Wisconsin Gov. Scott Walker rolled out his PPACA alternative Tuesday. It would "provide funds to states to help provide coverage to those with pre-existing medical conditions" through high-risk pools. In an op-ed Monday, Florida Sen. Rubio reiterated his support for "federally-supported, actuarially-sound and state-based high risk pools." The idea has also been embraced by Louisiana Gov. Bobby Jindal and Carly Fiorina.
"It's not a new thing," said Douglas Holtz-Eakin, a conservative policy expert who runs American Action Forum. "It takes money, more than anything else. This is a way to subsidize very expensive people."
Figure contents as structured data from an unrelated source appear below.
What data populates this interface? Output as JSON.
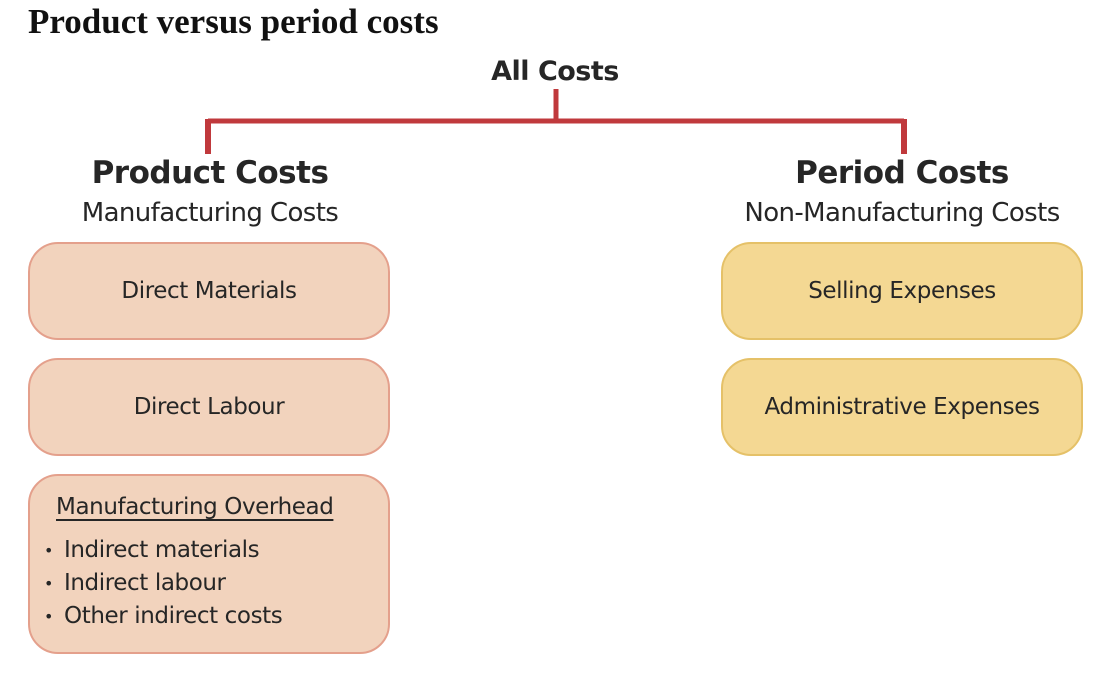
{
  "heading": "Product versus period costs",
  "root": {
    "label": "All Costs"
  },
  "product": {
    "title": "Product Costs",
    "subtitle": "Manufacturing Costs",
    "items": [
      {
        "label": "Direct Materials"
      },
      {
        "label": "Direct Labour"
      }
    ],
    "overhead": {
      "title": "Manufacturing Overhead",
      "bullet": "•",
      "items": [
        "Indirect materials",
        "Indirect labour",
        "Other indirect costs"
      ]
    }
  },
  "period": {
    "title": "Period Costs",
    "subtitle": "Non-Manufacturing Costs",
    "items": [
      {
        "label": "Selling Expenses"
      },
      {
        "label": "Administrative Expenses"
      }
    ]
  },
  "colors": {
    "connector": "#c0393c",
    "product_fill": "#f2d3bd",
    "product_border": "#e4a08c",
    "period_fill": "#f4d893",
    "period_border": "#e5c168"
  }
}
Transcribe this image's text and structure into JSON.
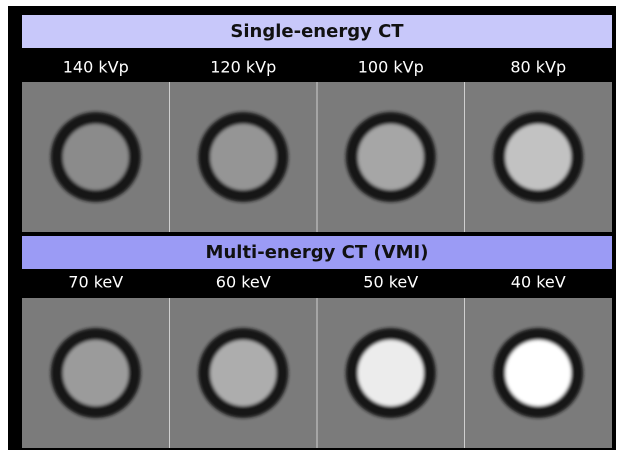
{
  "sections": [
    {
      "title": "Single-energy CT",
      "labels": [
        "140 kVp",
        "120 kVp",
        "100 kVp",
        "80 kVp"
      ]
    },
    {
      "title": "Multi-energy CT (VMI)",
      "labels": [
        "70 keV",
        "60 keV",
        "50 keV",
        "40 keV"
      ]
    }
  ]
}
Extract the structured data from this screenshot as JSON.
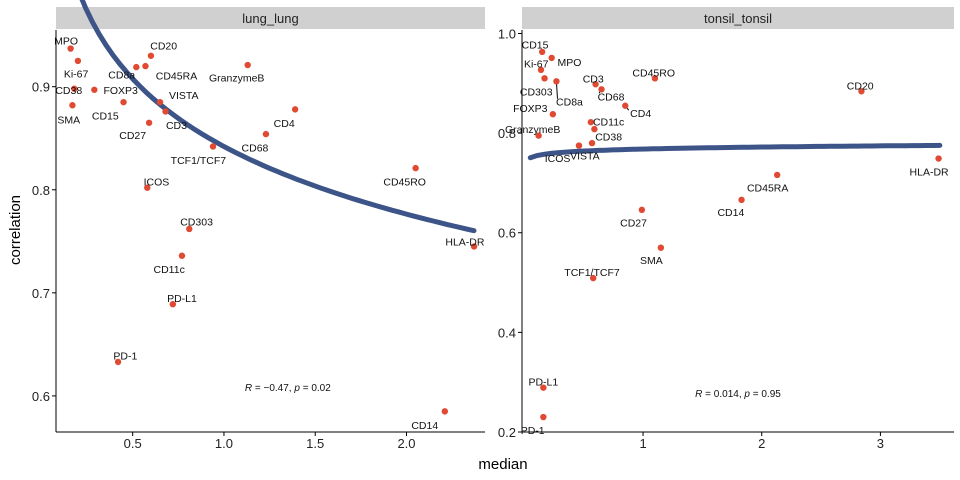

A 2010 paper by conservative health-policy experts James Capretta and Tom Miller in National Affairs estimated that it would cost $15 to $20 billion per year for a "comprehensive set of high-risk pool programs" aimed at covering between 2 and 4 million people. Five years later, Miller calls that a "high-end estimate," while Holtz-Eakin says it "sounds about right."
That adds up to $150 billion or more over a decade—hardly chump change.
In 2013, then-House Majority Leader Eric Cantor attempted to pass a bill that stripped $3.6 billion from a wellness fund in PPACA to instead spend on high-risk pools. Cantor canceled the vote at the last minute in the face of strong opposition from conservative lawmakers. At the time, his office promised to bring up the bill again, but that never happened.